The target distance is computed with knowledge about the target size and the camera optics. The approach uses information about the camera lens view angle and the width of the camera field of view. Shown below-left, a given camera takes in light within the blue pyramid extending from the focal point of the lens. Unless the lens is modified, the view angle is constant and equal to 2Θ. As shown to the right, the values are related through the trigonometric relationship of …

tanΘ = w/d

The datasheets for the Axis cameras can be found at the following URLs:Axis 206, AxisM1011, Axis M1013. These give rough horizontal view angles for the lenses. Remember that this is for entire field of view, and is therefore 2Θ. This year's code uses the vertical field-of-view and it is therefore highly recommend to perform calibration (as described in the next article) to determine the appropriate view angle for your camera (empirically determined values for each camera type are included in the code as a reference).

Distance

Distance Continued

The next step is to use the information we have about the target to find the width of the field of view the blue rectangle shown above.

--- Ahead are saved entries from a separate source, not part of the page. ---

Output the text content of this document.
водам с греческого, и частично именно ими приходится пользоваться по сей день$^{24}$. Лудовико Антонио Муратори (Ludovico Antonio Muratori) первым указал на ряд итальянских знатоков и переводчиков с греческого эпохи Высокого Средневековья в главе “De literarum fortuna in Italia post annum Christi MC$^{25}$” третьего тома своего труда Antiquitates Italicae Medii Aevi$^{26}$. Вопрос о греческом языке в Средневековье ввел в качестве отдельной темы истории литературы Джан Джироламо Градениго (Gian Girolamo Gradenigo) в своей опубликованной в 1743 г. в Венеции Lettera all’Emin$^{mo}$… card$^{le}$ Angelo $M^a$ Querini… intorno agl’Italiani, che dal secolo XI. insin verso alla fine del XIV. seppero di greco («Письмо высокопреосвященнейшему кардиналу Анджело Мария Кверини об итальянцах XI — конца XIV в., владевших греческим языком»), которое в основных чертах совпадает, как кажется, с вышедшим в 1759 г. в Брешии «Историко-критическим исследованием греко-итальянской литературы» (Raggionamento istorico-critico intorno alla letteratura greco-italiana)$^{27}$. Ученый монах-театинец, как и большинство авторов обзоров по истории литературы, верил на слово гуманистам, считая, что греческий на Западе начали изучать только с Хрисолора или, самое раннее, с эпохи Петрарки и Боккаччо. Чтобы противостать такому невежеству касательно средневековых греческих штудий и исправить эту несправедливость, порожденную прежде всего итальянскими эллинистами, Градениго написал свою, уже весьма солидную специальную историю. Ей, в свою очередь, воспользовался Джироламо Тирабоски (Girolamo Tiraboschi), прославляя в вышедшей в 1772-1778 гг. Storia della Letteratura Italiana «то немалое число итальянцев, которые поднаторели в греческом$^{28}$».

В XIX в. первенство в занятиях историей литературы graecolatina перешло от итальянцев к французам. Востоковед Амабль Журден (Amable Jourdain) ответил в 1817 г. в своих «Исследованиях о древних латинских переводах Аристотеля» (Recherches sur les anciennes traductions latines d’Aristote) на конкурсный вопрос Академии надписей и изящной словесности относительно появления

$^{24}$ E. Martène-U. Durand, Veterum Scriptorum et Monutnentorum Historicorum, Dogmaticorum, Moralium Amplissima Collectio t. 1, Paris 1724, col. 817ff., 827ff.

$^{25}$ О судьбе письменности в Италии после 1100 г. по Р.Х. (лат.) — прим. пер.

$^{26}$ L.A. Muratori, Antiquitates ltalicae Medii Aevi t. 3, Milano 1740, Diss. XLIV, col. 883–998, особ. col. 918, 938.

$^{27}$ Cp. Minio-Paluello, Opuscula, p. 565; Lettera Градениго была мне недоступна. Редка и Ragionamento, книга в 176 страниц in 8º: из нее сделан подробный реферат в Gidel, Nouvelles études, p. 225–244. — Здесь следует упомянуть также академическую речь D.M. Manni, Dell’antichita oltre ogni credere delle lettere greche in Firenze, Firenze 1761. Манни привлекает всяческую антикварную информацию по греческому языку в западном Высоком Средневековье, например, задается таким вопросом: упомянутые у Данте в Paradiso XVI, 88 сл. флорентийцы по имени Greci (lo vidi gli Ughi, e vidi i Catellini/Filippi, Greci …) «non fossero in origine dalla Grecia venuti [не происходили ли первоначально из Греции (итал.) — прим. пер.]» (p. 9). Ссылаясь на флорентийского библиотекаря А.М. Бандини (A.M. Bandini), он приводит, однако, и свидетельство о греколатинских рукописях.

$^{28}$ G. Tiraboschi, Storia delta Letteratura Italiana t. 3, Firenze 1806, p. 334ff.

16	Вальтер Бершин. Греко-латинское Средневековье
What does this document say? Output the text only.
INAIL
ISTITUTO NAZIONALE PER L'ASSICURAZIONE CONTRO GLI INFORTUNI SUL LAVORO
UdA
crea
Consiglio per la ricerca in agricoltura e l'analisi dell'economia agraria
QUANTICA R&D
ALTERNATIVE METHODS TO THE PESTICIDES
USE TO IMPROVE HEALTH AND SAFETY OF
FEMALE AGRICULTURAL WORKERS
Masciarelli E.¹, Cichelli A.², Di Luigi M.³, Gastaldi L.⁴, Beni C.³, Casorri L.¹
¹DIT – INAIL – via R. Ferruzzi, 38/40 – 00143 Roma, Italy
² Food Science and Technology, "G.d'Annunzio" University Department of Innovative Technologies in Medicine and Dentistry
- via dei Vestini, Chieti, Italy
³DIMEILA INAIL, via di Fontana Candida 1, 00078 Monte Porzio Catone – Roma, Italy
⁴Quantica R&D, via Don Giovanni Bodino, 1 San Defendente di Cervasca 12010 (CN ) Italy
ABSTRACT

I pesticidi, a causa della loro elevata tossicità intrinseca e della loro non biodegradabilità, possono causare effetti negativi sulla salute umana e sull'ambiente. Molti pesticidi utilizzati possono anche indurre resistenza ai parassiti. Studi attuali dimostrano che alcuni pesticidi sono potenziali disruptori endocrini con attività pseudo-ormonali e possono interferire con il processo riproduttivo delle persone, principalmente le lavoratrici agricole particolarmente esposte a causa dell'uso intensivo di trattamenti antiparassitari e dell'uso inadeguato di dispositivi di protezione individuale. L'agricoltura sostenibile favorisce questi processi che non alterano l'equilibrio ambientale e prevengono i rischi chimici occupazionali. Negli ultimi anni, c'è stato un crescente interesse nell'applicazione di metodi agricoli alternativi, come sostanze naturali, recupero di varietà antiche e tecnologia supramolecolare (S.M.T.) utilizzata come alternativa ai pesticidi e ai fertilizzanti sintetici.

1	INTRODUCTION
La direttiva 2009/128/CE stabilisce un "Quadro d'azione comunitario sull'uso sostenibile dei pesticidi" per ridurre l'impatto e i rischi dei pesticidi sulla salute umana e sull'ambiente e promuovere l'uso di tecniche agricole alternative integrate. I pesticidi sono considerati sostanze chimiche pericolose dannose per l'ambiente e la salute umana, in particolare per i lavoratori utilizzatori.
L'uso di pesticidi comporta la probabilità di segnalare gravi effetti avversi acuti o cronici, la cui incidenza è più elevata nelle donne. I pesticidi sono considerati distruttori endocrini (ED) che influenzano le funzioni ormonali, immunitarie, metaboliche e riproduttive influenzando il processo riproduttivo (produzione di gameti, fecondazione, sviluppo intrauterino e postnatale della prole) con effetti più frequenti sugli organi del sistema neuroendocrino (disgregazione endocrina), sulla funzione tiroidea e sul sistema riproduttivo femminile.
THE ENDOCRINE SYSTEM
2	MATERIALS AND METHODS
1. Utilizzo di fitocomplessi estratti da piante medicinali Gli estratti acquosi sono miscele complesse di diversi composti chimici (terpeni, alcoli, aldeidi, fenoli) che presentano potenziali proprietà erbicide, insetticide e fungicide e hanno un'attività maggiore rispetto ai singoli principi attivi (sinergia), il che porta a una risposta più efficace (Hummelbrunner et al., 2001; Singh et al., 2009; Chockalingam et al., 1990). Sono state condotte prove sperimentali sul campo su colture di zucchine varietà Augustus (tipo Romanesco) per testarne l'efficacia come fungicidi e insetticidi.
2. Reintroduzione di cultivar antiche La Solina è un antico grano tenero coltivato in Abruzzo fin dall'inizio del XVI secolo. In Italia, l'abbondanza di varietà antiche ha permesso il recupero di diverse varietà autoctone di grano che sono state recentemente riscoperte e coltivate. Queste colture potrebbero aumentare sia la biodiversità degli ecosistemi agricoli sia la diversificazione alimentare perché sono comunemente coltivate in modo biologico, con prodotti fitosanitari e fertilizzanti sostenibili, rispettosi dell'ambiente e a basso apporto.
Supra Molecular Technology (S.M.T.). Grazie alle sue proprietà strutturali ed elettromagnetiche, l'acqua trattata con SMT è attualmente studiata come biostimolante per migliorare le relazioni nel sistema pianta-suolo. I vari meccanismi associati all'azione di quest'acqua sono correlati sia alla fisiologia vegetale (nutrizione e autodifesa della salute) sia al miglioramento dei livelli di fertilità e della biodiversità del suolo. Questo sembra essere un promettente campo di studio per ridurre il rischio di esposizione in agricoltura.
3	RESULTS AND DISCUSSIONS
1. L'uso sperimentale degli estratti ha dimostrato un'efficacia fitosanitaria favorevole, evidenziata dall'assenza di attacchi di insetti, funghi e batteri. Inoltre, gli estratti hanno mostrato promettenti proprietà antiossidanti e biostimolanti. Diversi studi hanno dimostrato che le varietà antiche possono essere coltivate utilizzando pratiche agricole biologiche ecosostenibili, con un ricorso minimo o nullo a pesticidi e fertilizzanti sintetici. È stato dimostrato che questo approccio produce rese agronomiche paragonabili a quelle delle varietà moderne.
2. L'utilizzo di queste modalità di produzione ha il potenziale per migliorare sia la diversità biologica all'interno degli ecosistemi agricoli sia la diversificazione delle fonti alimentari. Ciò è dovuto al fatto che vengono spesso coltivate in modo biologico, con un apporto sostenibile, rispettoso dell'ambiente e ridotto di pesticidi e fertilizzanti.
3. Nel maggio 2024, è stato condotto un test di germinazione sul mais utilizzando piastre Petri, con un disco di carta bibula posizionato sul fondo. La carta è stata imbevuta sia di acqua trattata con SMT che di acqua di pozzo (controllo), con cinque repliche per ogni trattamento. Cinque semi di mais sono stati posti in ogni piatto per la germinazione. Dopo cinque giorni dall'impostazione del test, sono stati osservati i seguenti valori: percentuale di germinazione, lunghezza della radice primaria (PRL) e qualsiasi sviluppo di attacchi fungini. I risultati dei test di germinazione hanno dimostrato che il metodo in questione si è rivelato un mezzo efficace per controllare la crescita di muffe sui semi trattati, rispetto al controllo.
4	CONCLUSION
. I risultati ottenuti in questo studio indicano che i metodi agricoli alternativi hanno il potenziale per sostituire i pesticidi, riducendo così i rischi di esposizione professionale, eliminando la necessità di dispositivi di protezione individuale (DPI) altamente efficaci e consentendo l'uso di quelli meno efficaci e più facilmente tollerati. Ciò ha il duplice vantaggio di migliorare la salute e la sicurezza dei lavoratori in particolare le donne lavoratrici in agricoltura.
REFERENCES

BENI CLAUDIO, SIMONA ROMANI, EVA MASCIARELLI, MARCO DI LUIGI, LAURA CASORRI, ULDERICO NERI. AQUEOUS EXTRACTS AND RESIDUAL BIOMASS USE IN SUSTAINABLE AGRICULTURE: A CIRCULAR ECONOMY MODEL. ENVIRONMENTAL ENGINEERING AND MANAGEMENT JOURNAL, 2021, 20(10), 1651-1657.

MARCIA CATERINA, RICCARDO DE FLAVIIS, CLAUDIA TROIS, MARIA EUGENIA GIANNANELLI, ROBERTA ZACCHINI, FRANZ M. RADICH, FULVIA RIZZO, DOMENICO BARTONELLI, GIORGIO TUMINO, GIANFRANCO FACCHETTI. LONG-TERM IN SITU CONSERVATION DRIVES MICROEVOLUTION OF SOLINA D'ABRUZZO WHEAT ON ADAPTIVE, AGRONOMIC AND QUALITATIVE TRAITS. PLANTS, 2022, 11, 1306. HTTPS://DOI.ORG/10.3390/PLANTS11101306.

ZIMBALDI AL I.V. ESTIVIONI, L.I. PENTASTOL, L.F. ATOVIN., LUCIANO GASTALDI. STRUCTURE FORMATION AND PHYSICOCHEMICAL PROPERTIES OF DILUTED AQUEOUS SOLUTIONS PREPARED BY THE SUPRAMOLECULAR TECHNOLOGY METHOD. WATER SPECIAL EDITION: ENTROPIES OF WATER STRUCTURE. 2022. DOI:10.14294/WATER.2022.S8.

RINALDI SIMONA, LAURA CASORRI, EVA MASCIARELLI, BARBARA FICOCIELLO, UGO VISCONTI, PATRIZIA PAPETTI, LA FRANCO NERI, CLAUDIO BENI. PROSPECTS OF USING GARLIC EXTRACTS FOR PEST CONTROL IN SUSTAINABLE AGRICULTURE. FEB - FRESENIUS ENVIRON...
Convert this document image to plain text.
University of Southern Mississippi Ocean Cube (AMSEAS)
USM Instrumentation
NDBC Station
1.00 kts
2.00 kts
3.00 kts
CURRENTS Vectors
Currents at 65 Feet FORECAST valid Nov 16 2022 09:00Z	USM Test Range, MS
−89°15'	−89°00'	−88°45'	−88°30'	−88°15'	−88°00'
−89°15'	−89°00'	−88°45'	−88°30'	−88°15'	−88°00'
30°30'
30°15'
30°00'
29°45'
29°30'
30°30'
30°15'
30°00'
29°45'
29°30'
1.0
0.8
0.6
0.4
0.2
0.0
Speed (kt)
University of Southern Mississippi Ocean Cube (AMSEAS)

This is possible because we know the target rectangle size in both pixels and feet, and we know the FOV rectangle width in pixels. We can use the relationships of …

Tft/Tpixel = FOVft/FOVpixel and FOVft = 2*w = 2*d*tanΘ

to create an equation to solve for d, the distance from the target:

d = Tft*FOVpixel/(2*Tpixel*tanΘ)

The Y axis field of view is calculated. We know that the target height measures 32 in. for the Vertical Target, and in the example images used earlier the Vertical target rectangle measures 40 pixels when the camera resolution was 320x240. This means that the blue rectangle width is 2.66*320/30 or 21.28ft. Half of the width is 10.64 ft, and the camera used was the 206, so the view angle is ~41.7˚, making Θ be 20.85˚. Putting this information to use, the distance to the target is equal to 10.64/tan20.85˚ or 28ft.

Notice that the datasheets give approximate view angle information. When testing, it was found that the calculated distance to the target tended to be a bit short. Using a tape measure to measure the distance and treating the angle as the unknown it was found that view angles of 41.7˚ for the 206, 37.4˚ for the M1011, and 49˚ for the M1013 gave better results. Information on performing your own distance calibration is included in the next article.